The Page Turner: Don’t Bury Claude Chabrol Just Yet

Sure The Page Turner looks and sounds like an NPR junkie’s idea of thrill-crazy hothouse fare, but the title of Denis Dercourt’s cold-to-the-touch suspenser nods wittily to the potboiler material and motivations snaking around under its elegant furnishings. Melanie, the 10-year-old daughter of a poor butcher—a tip of the deerstalker, perhaps, to papa Claude Chabrol, whose icy exercises in genre mechanics are the movie’s clear antecedent—flubs her one chance at a scholarship when the concert-pianist judge (Catherine Frot as Ariane) disrupts her audition to sign an autograph. Several years later, Ariane, beset by stage fright after a mysterious accident, prepares for her comeback. All she needs is someone to turn her sheet music for the concert—and there, handily enough, is her husband’s strangely watchful new teenage intern (Déborah François).
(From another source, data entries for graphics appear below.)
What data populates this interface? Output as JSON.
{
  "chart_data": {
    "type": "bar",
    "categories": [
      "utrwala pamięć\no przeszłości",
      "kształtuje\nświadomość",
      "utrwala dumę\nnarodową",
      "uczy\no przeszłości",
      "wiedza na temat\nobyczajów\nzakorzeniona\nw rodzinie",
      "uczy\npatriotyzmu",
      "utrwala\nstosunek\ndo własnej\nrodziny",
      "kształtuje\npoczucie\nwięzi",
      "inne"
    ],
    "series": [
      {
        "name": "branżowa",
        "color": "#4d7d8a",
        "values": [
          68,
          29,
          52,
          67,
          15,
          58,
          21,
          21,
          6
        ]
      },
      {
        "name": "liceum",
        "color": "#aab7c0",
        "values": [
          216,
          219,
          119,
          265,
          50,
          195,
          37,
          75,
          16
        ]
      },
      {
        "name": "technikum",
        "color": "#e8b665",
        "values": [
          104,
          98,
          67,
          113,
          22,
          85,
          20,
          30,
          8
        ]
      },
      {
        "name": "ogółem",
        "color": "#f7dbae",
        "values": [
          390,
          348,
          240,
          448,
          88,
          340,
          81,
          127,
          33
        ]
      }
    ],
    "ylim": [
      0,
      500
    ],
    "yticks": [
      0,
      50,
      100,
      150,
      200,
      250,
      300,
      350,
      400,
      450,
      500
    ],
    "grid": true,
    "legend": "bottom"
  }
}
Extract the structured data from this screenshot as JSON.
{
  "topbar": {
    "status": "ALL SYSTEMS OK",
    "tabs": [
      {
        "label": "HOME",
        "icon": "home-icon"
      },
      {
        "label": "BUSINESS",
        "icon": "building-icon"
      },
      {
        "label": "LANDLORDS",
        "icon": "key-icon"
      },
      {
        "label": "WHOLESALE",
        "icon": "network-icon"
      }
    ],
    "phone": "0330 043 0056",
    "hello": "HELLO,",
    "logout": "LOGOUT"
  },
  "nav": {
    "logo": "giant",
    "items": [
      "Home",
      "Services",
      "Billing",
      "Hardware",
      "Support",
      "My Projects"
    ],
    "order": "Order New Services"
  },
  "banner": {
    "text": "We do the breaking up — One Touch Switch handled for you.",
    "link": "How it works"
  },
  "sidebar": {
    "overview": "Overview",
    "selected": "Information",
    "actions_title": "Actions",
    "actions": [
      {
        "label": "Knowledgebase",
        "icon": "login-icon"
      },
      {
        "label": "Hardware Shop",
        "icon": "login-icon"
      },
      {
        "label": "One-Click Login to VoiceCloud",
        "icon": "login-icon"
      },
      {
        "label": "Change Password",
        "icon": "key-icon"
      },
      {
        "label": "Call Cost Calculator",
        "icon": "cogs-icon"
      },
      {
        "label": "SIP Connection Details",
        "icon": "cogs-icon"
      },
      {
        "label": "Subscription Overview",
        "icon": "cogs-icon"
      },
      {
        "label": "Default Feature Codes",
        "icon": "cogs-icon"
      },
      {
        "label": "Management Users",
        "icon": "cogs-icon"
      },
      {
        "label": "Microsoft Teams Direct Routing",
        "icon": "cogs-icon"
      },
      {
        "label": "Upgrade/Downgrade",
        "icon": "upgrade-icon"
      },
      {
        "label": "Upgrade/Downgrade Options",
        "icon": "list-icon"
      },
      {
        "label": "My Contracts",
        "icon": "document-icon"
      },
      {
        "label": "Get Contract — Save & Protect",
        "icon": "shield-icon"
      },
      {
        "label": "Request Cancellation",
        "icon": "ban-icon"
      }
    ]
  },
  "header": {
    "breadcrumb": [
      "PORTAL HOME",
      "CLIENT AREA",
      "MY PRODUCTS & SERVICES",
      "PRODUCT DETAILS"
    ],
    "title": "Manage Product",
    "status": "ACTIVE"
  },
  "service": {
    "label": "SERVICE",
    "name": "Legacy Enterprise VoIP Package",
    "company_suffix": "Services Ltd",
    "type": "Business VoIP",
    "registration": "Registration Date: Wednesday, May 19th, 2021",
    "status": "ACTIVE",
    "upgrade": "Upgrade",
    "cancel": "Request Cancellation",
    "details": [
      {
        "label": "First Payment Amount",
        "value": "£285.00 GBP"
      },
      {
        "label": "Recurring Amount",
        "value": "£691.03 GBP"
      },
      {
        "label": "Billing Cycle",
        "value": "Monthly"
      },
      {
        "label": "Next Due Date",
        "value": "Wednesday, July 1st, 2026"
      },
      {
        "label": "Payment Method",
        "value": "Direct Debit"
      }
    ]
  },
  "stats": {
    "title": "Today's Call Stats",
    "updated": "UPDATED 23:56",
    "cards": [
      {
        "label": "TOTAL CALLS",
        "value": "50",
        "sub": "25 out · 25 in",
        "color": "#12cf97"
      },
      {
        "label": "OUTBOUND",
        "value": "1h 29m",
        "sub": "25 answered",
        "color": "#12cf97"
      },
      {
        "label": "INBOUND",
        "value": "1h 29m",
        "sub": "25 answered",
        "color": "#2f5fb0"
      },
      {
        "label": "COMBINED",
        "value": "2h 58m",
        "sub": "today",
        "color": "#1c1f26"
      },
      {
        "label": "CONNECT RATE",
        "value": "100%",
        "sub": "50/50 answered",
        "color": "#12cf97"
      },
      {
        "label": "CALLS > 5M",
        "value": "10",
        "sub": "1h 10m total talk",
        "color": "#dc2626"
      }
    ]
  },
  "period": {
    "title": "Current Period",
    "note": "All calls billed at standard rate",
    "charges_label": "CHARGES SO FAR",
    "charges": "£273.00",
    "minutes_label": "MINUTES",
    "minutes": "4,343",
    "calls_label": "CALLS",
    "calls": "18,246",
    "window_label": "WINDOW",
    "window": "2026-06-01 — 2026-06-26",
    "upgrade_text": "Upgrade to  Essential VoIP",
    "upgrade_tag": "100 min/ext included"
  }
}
Anyone who remembers The Hand That Rocks the Cradle will see the instruments of revenge laid out like cutlery in a slasher movie’s kitchen, and Dercourt’s overbright visual scheme aims for a Michael Haneke–esque bourgeois chill that comes off instead as curiously bloodless. But the well-chosen classical selections ratchet up the tension—Shostakovich makes a mean Bernard Herrmann—and François, so affecting as the teenage mother of the Dardenne brothers’ L’Enfant, proves equally effective as an opaque dose of pretty poison.